New technologies are providing the tools to deliver exceptional learning experiences online. Skype-screens where you engage with your classmates and academics in weekly sessions; analysis which tracks your study to-date and personalises it according to your learning style and performance; finger-print and iris-recognition which authenticates students during assessments - all of this is becoming commonplace and truly revolutionising global education.    

The benefits of exceptional analytics and personalised learning are arriving at a time when the need to have access to reskilling and retraining has never been more important. Many sectors – not least the automotive and travel industries - will become unrecognisable due to automation over the next decade; top professionals are often unable to take a year out to attend campus; and the importance of long-long learning will accelerate further as the size of the middle-classes continues to grow around the world.

For business and industry, online degrees also allow the opportunity to shape the future labour force – we are actively working to co-design, co-sponsor and co-deliver online programmes in partnership with major employers, which will enable them to transform their approach to continuous professional development and ensure greater synthesis between the worlds of education and business.

Choice and supply

The introduction of high-quality online degrees from some of the world’s top universities is not a threat to the traditional campus. It is an essential component of the future education landscape. Streaming music online is now routine, but live gigs have never been more popular.

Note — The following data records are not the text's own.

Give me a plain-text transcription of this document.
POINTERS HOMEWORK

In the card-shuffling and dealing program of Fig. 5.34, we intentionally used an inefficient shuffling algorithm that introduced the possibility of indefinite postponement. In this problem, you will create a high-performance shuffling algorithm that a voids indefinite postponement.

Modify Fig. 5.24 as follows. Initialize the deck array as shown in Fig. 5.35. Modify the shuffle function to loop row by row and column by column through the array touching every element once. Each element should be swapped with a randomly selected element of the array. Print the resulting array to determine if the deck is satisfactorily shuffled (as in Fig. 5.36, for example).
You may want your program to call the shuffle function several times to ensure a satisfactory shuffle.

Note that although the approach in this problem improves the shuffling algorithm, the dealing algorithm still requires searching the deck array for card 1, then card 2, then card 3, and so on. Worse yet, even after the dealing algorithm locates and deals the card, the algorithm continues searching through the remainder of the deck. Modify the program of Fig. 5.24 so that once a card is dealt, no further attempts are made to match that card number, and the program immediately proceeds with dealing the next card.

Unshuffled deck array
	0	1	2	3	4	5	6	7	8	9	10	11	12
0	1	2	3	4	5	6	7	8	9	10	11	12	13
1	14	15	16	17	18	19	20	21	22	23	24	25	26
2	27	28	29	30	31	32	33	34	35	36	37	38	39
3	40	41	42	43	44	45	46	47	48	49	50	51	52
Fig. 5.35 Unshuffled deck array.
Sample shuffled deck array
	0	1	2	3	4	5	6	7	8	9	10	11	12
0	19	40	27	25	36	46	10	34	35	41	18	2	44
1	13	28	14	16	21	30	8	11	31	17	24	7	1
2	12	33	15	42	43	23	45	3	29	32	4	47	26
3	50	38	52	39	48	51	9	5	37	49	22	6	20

The campus will remain central but be enhanced by digital resources. Online degrees will extend access but and be supplemented by summer schools and residential components. Over time, the boundaries between on-campus and online will blur entirely ensuring students are truly at the heart of the system - studying in a format and at a pace that suits their lives. This will not only be life-changing for students and transformative for Universities but also vital in ensuring that Britain retains its position at the vanguard of global higher education.